For your DC/DC converters, here is some basic information you should know
and some basic questions you should ask:

1.) What are the two surface mount capacitors being used for?

There are pretty much only two possibilities-- filtering or reservoir.
Filtering would be to make sure that any noise superimposed on the DC
output of your converter gets passed to ground and DOESN'T make it to the
load.

Reservoir would be for the purpose of ensuring that there is always
enough energy in reserve in order to maintain the proper voltage across the
load. If your load requires short bursts of current, then this capacitance
would act as a buffer between the output of the converter and the load. If
this capacitance *IS* in the circuit for the purpose of being a reservoir
then you would certainly want this capacitor connected directly across the
output terminals of the DC/DC converter (from + to -). Whether you have the
ground plane connected to the negative leg of the converter's output is
completely arbitrary-- the reservoir will perform the same function,
regardless.


2.) If this capacitor is for filtering, then what type of noise are you
trying to filter?
There are two possibilities here as well-- common mode & differential.
And this is where putting the cap from + to - or + to GND would make a
difference.

If you place a capacitor from + to - (as in the reservoir mentioned
earlier) you will effectively be sinking differential noise to ground.

Another technique is used when common-mode noise is problematic. In
this case you would want TWO capacitors-- one from the positive leg to GND
and one from the negative leg to GND. This will create a low-impedance path
for common-mode signals. (BTW, you'd want each of those caps' negative leg
tied to that ground plane you mentioned with a via).

Typically, common mode noise will not cause significant issues in many
designs and differential noise is tends to worry more people on average.

Hope this helps some.

Good luck with your project.

Jason

 

[Ken Smith]

Hi - I am finishing up work on a 2 layer board. The bottom copper is a
ground plane (though it is interrupted in many places by mostly short
traces). The top copper also has in one place a ground plane that is used
to protect a particuarly sensitive module. My primary question is this: How
should I connect these two ground planes? I figure I should just
periodically place VIAs between them. But how many vias and how often? A
via/cm^2? 10 vias/cm^2? I should note that almost the entire board is
surface mount, so there are few pins going between the planes connecting
them. Or - instead of distributing them evenly - should I be 'tacking' the
corners of the top (smaller) ground plane with vias? Or should I be making
a sort of line of vias around the border of the top ground plane?

Just for sheilding:

The main issue is one of frequency. At DC, one ground connection makes
the whole plane at the voltage give or take an IR drop or two. At audio
frequencies, you can usually just assume the DC values apply. At low
frequencies, the shield is acting electrostatically.

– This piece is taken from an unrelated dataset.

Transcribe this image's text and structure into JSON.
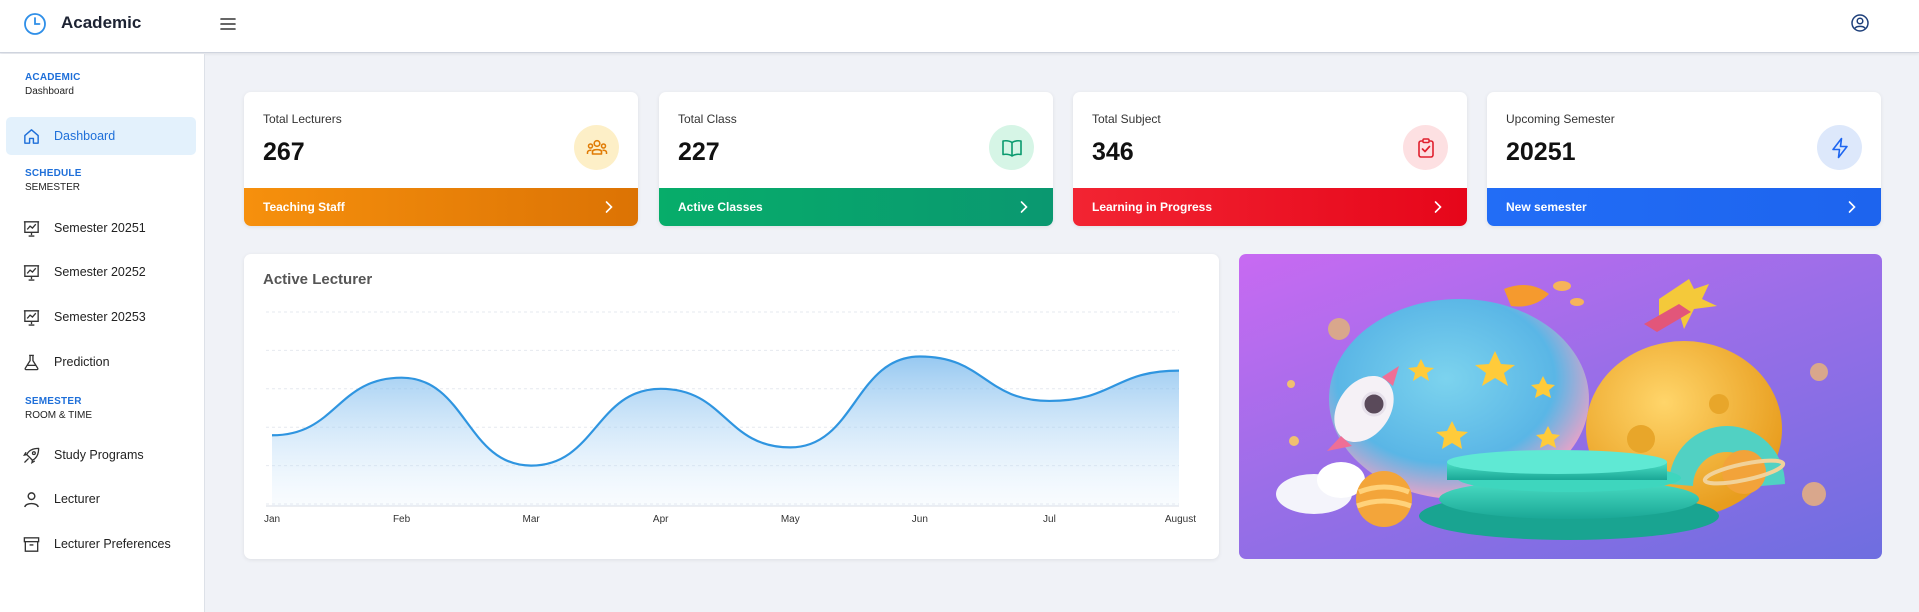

If are working with higher frequencies, the drop on the plane starts to
depend on the fraction of a wavelength you are from the via. The pair of
planes looks like a transmittion line. This line will have a low Z0
(impedance) and "c" (speed of light). Any RF currents, including those
from a switching converter, will generate signals in this line. You
should make the longest distance between vias less than 1/20th of a
wavelength.

Trust me on this: A nice pretty pattern of ground connections can end up
being completely useless at some very high frequency, which it will always
turn out to be a trouble maker. Don't make a nice pattern.

The ground of other circuits:

If you have a DC-DC convert or other part that sloshes large currents
around, you want to pay careful attention to the currents. You want to
reduce the area enclosed by the paths of the AC currents. Arrange the
parts so that the total loop is as small as practical. All lines that
enter or leave the DC-DC converter should have an impedance in series and
a capacitance to one ground point. Ideally you want the ground of the
DC-DC converter to hook to the plane at only the same point:

ASCII art:

-------
--+----\/\/-------! !
! ! !
! ---+---/\/\---! DC-DC !
! ! ! !
--- --- -------
--- --- ! ! !
\ ! ! ! !
\ ! ! ! !
-*-----------+--+--+-------- Local ground plane
!
-------+--------------------------- Global ground plane